Two vessels contain milk and water in the ratio 5:2 and 4:1 Find the quantity of the mixture from the first vessel to be mixed ....

Question

Two vessels contain milk and water in the ratio 5:2 and 4:1 Find the quantity of the mixture from the first vessel to be mixed with 20 lts of the mixture from the second vessel. So that the mixture formed has milk and water in the ratio 3:1.

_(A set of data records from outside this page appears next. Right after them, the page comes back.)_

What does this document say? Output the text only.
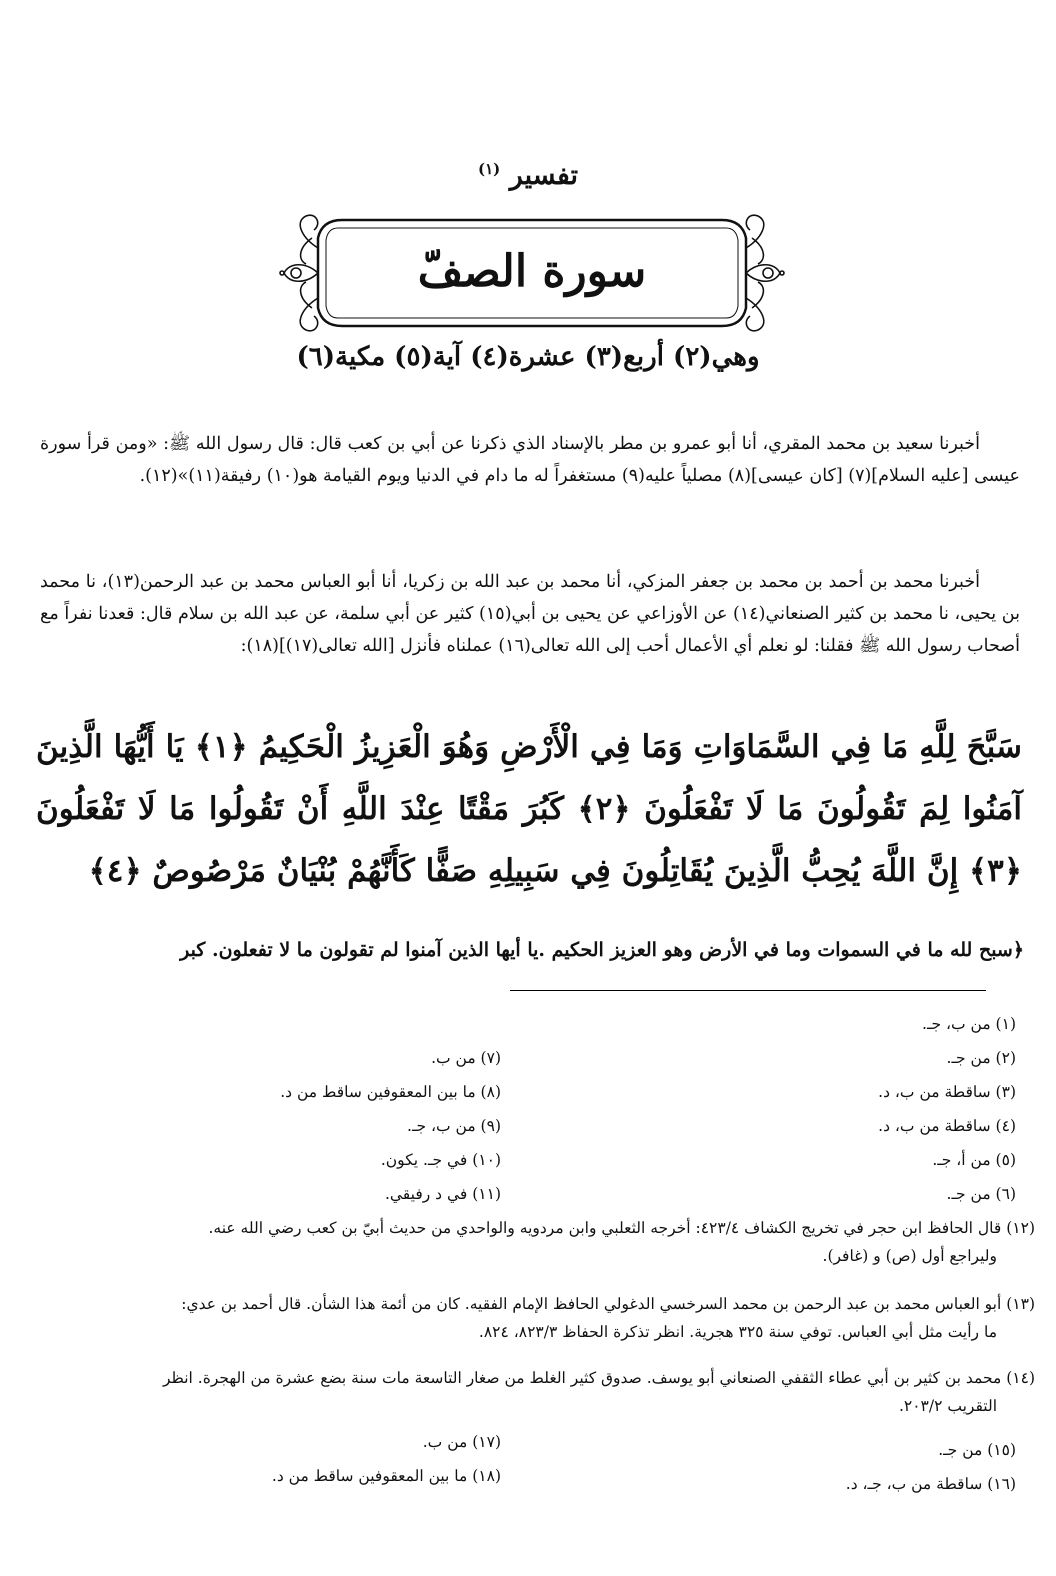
تفسير $^{(١)}$
سورة الصفّ
وهي(٢) أربع(٣) عشرة(٤) آية(٥) مكية(٦)
أخبرنا سعيد بن محمد المقري، أنا أبو عمرو بن مطر بالإسناد الذي ذكرنا عن أبي بن كعب قال: قال رسول الله ﷺ: «ومن قرأ سورة عيسى [عليه السلام](٧) [كان عيسى](٨) مصلياً عليه(٩) مستغفراً له ما دام في الدنيا ويوم القيامة هو(١٠) رفيقة(١١)»(١٢).
أخبرنا محمد بن أحمد بن محمد بن جعفر المزكي، أنا محمد بن عبد الله بن زكريا، أنا أبو العباس محمد بن عبد الرحمن(١٣)، نا محمد بن يحيى، نا محمد بن كثير الصنعاني(١٤) عن الأوزاعي عن يحيى بن أبي(١٥) كثير عن أبي سلمة، عن عبد الله بن سلام قال: قعدنا نفراً مع أصحاب رسول الله ﷺ فقلنا: لو نعلم أي الأعمال أحب إلى الله تعالى(١٦) عملناه فأنزل [الله تعالى(١٧)](١٨):
سَبَّحَ لِلَّهِ مَا فِي السَّمَاوَاتِ وَمَا فِي الْأَرْضِ وَهُوَ الْعَزِيزُ الْحَكِيمُ ﴿١﴾ يَا أَيُّهَا الَّذِينَ آمَنُوا لِمَ تَقُولُونَ مَا لَا تَفْعَلُونَ ﴿٢﴾ كَبُرَ مَقْتًا عِنْدَ اللَّهِ أَنْ تَقُولُوا مَا لَا تَفْعَلُونَ ﴿٣﴾ إِنَّ اللَّهَ يُحِبُّ الَّذِينَ يُقَاتِلُونَ فِي سَبِيلِهِ صَفًّا كَأَنَّهُمْ بُنْيَانٌ مَرْصُوصٌ ﴿٤﴾
﴿سبح لله ما في السموات وما في الأرض وهو العزيز الحكيم .يا أيها الذين آمنوا لم تقولون ما لا تفعلون. كبر
(١) من ب، جـ.
(٢) من جـ.
(٣) ساقطة من ب، د.
(٤) ساقطة من ب، د.
(٥) من أ، جـ.
(٦) من جـ.
(٧) من ب.
(٨) ما بين المعقوفين ساقط من د.
(٩) من ب، جـ.
(١٠) في جـ. يكون.
(١١) في د رفيقي.
(١٢) قال الحافظ ابن حجر في تخريج الكشاف ٤٢٣/٤: أخرجه الثعلبي وابن مردويه والواحدي من حديث أبيّ بن كعب رضي الله عنه.
وليراجع أول (ص) و (غافر).
(١٣) أبو العباس محمد بن عبد الرحمن بن محمد السرخسي الدغولي الحافظ الإمام الفقيه. كان من أئمة هذا الشأن. قال أحمد بن عدي:
ما رأيت مثل أبي العباس. توفي سنة ٣٢٥ هجرية. انظر تذكرة الحفاظ ٨٢٣/٣، ٨٢٤.
(١٤) محمد بن كثير بن أبي عطاء الثقفي الصنعاني أبو يوسف. صدوق كثير الغلط من صغار التاسعة مات سنة بضع عشرة من الهجرة. انظر
التقريب ٢٠٣/٢.
(١٥) من جـ.
(١٦) ساقطة من ب، جـ، د.
(١٧) من ب.
(١٨) ما بين المعقوفين ساقط من د.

I am not getting any idea how to proceed on this question, request you to please guide on this.. will be of great help. Thanks.

Answer 1

Hint:

Let the required quantity be $(5+2)x$ lts

So, we have

$$\dfrac31=\dfrac{\dfrac5{5+2}\cdot7x+\dfrac4{4+1}\cdot20}{\dfrac2{5+2}\cdot7x+\dfrac1{4+1}\cdot20}$$

Answer 2

Let $x$ the quantity of the mixture from the first vassel to be mixed, I have: $$3=\frac{\frac{16\cdot 7l+5x}{7}}{\frac{28l+2x}{7}}$$ from this, I obtain: $16\cdot7l+5x=12\cdot7l+6x$. This has solution $x=28$.I hope it has helped you...

Answer 3

$$\begin{array}{c | c | c}{2\over 7}& &{1\over 20}\\\hline &{1\over 4}&\\\hline {1\over 5} &&{5\over 28}\end{array}$$ Using parts arithmetic, on total parts we get the above array. We then get 20L, being equivalent to five in 28. This makes 1 equivalent to 112L, and one in 20, equivalent to 5.6 L

Answer 4

Let the quantity sought be $q,$ in litres. Then we have that (assuming no chemical reaction occurs) $$\frac34(q+20)=\frac57(q)+\frac45(20)$$ and $$\frac14(q+20)=\frac27(q)+\frac15(20)$$ must be true.

Solving either of these gives $q=28,$ and one can confirm that it also satisfies the other.